But here’s what’s especially interesting: some people may object that the creation of boats does not always follow that pattern; many ship designs are engineered in a top-down manner.
For example, the invention of steam-powered and ironclad boats led to revolutions in ship design. The design of the USS Monitor was considered so unusual that many doubted that it would even float. Despite this, it ended up hugely successful and influential.
You can argue that the gradualistic process started back up following such discoveries. Many industries are like this: horizontally-long slopes of innovation (Darwinism), punctuated by sudden spikes of innovation (top-down design).
But top-down designs are themselves eventually subject to Darwinistic pressures. Some ideas travel a far distance (good or bad) before they are accepted or rejected. As much as you can travel a far distance in the direction towards good change, it is far more common to get carried away and loose touch with reality by traveling far off-base.
From a Darwinistic perspective, the above represents the amount of “variation,” and testing against the real world is “selection.” The Darwinistic process serves as a reality-checker. It will tell you if your idea actually works, as opposed to only looking good on paper.
When we say that something is “too theoretical,” we mean it wouldn’t survive interaction with the real world. Some fields are “inbred;” ideas based on ideas based on ideas, none of which have been reality-tested, and each is more disconnected from reality than the last.
The beauty of the scientific process is that it has reality-testing built into it via experiment. Many of the “social sciences,” by contrast, are not scientific, because they have no reliable method of falsification.
This is why people distrust “experts” who pay no price for being wrong.
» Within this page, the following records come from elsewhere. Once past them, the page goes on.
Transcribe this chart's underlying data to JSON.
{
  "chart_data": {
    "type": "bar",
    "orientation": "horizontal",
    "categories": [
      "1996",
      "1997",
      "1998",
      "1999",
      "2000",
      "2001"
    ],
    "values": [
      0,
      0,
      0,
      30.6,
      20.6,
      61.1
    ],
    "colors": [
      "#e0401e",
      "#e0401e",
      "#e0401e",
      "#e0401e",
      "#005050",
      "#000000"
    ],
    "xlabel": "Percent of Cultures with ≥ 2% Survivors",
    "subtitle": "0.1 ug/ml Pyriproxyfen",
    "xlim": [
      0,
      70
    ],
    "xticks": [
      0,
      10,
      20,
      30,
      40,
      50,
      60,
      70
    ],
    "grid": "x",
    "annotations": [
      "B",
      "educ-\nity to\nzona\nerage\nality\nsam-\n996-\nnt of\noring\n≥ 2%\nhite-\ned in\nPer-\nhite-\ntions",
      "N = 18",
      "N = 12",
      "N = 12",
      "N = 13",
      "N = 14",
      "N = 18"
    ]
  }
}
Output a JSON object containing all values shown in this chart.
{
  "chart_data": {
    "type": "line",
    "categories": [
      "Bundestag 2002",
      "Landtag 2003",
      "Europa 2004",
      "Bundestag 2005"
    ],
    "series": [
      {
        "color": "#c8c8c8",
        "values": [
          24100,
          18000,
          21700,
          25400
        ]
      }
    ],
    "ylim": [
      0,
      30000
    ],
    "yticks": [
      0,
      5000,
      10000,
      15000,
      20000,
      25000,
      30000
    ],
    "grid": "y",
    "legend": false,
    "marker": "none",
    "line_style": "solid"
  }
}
The general population does trust experts, but their experts (mechanics, electricians, sailors, engineers, etc.) as opposed to the experts appointed for them by the rich and politically powerful.
The problem with the latter is a perceived lack of “skin in the game,” which is a concept famously explored by Taleb’s book of the same name. Skin in the game essentially means that you experience positive incentive (you are rewarded for your successes) and more importantly, negative incentives (you are punished for your mistakes).
For example, a sailor experiences more skin in the game than the ship designer. If the ship is badly designed, the designer will loose his job, while the sailor will be at the bottom of the ocean. We can rectify this asymmetry with rules, like how Hammurabi would put architects to death if their buildings collapsed.
Skin in the game is exposure to the selection mechanism of Darwinism. It destroys “BS-artists” who get by on affectation alone. They dislike Darwinism, because it destroys the safe bubble in which their ideas are unchallenged.
Darwinism can actually increase equality, by killing the weak. When only green-skinned rodents are camouflaged in the jungle, non-green rodents will die, technically reducing diversity among rodents. Diversity is good – as long as you have a selection mechanism to eventually leave only the best. That sounds cruel, but those are the only two sustainable choices: killing the weak, or top-down control. It’s nonsensical to support diversity but not competition.
There is a fundamental trade-off between top-down design vs. mimetic gradualism (what I’ve been calling “Darwinism”). The advantage of design is that it allows you to overcome the adaptive valley. For more on that, start reading this, starting from “plan, don’t roam.” TL;DR: for an individual to achieve extraordinary success, they need to break radically from established trends.
Meanwhile, the advantage of the gradualist process is that it guarantees contact with truth, and it is extremely good at optimizing/fine-tuning inordinately complex systems. The best of both worlds? Design with skin in the game.